Vamos usar um exemplo desse ano. O Corinthians venceu o São Paulo por 2x0 e virou crise. Depois o tricolor goleou o Danubio na última quarta- feira, a torcida se acalmou e já teve gente falando de Pato e Michel Bastos na seleção.

No Corinthians Tite queria Lodeiro no seu time, treinou com ele na pré-temporada e antes dos jogos começarem ele foi para o Boca. Jadson “na sorte” entrou em seu lugar e deu certo. E quase que ele foi embora também.

Em Fevereiro o Corinthians foi muito bem na Libertadores, mas será que vai continuar assim em março, abril, maio, junho?

Antes os times mudavam menos, mas não é verdade dizer que jogavam 10 anos sem mudar. O Flamengo campeão brasileiro de 1980 era um time, o campeão brasileiro de 1983 era outro. A base era a mesma com Raul, Marinho, Júnior, Andrade, Adílio e Zico. Mas o técnico era outro e o resto do time titular também.

Era mais ou menos como os grandes times europeus de hoje. O Barcelona campeão da Liga dos Campeões de 2009 foi um, em 2012 já era outro. Valdés, Puyol, Pique, Busquets, Xavi, Iniesta e Messi continuavam no time titular e o técnico (Guardiola) era o mesmo. Mas no de 2009 tinha Henry, Eto'o e Yaya Touré. No de 2012 tinha Mascherano, Fábregas e Sánchez. Fora os que chegaram e saíram no meio desse tempo.

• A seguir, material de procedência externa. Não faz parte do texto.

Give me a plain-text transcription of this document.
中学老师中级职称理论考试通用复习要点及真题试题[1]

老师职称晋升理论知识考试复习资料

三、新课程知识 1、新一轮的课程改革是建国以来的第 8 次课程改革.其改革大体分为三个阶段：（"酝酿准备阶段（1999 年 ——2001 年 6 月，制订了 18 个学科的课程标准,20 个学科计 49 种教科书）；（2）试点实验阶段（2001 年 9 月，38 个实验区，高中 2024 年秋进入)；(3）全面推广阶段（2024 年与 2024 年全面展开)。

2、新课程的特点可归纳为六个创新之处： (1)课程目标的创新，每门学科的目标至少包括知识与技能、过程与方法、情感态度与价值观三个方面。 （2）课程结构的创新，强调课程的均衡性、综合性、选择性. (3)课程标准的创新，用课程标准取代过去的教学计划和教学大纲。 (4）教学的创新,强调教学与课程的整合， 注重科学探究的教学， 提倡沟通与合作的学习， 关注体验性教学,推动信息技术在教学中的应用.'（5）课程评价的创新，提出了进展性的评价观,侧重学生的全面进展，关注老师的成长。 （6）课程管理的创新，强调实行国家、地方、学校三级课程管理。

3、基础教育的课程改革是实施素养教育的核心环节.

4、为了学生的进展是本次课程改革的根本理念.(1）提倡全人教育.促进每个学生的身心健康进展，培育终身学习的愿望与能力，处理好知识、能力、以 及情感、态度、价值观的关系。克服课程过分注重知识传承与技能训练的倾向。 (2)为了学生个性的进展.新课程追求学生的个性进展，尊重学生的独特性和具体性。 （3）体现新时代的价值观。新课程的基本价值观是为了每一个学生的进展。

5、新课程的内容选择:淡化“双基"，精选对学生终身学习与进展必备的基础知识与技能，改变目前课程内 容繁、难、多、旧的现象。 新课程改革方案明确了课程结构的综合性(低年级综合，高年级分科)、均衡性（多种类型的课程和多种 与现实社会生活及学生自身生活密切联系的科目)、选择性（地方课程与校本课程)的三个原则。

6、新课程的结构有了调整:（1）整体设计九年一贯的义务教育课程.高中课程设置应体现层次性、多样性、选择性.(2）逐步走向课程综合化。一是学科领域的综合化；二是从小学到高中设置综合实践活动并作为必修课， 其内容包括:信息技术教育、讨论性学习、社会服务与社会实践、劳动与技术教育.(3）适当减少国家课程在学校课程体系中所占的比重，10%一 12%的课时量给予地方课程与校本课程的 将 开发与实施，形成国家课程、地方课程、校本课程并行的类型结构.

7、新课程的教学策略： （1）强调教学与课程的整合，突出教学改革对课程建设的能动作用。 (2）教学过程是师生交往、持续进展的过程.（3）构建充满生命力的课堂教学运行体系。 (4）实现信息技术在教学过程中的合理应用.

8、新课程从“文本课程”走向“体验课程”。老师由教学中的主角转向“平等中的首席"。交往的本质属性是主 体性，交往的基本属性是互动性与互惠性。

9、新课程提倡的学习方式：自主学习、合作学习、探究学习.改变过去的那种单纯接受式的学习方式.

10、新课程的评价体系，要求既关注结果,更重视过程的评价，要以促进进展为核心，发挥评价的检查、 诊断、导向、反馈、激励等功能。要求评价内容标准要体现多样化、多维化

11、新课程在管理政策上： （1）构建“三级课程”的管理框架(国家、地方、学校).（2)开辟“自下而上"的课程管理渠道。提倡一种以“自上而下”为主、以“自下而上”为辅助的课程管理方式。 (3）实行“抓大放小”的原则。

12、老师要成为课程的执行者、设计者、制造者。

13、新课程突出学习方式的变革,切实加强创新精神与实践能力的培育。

Tanto o Flamengo do Zico, como o Barcelona de Messi e Guardiola jogaram da mesma forma no primeiro time e no último. Mesmo com mudanças nos times.

Mudar uma peça ou outra do time faz parte, é uma renovação na equipe. O que não pode é mudar toda hora, assim você não tem uma forma de jogar. No Brasil quase todo mundo faz isso.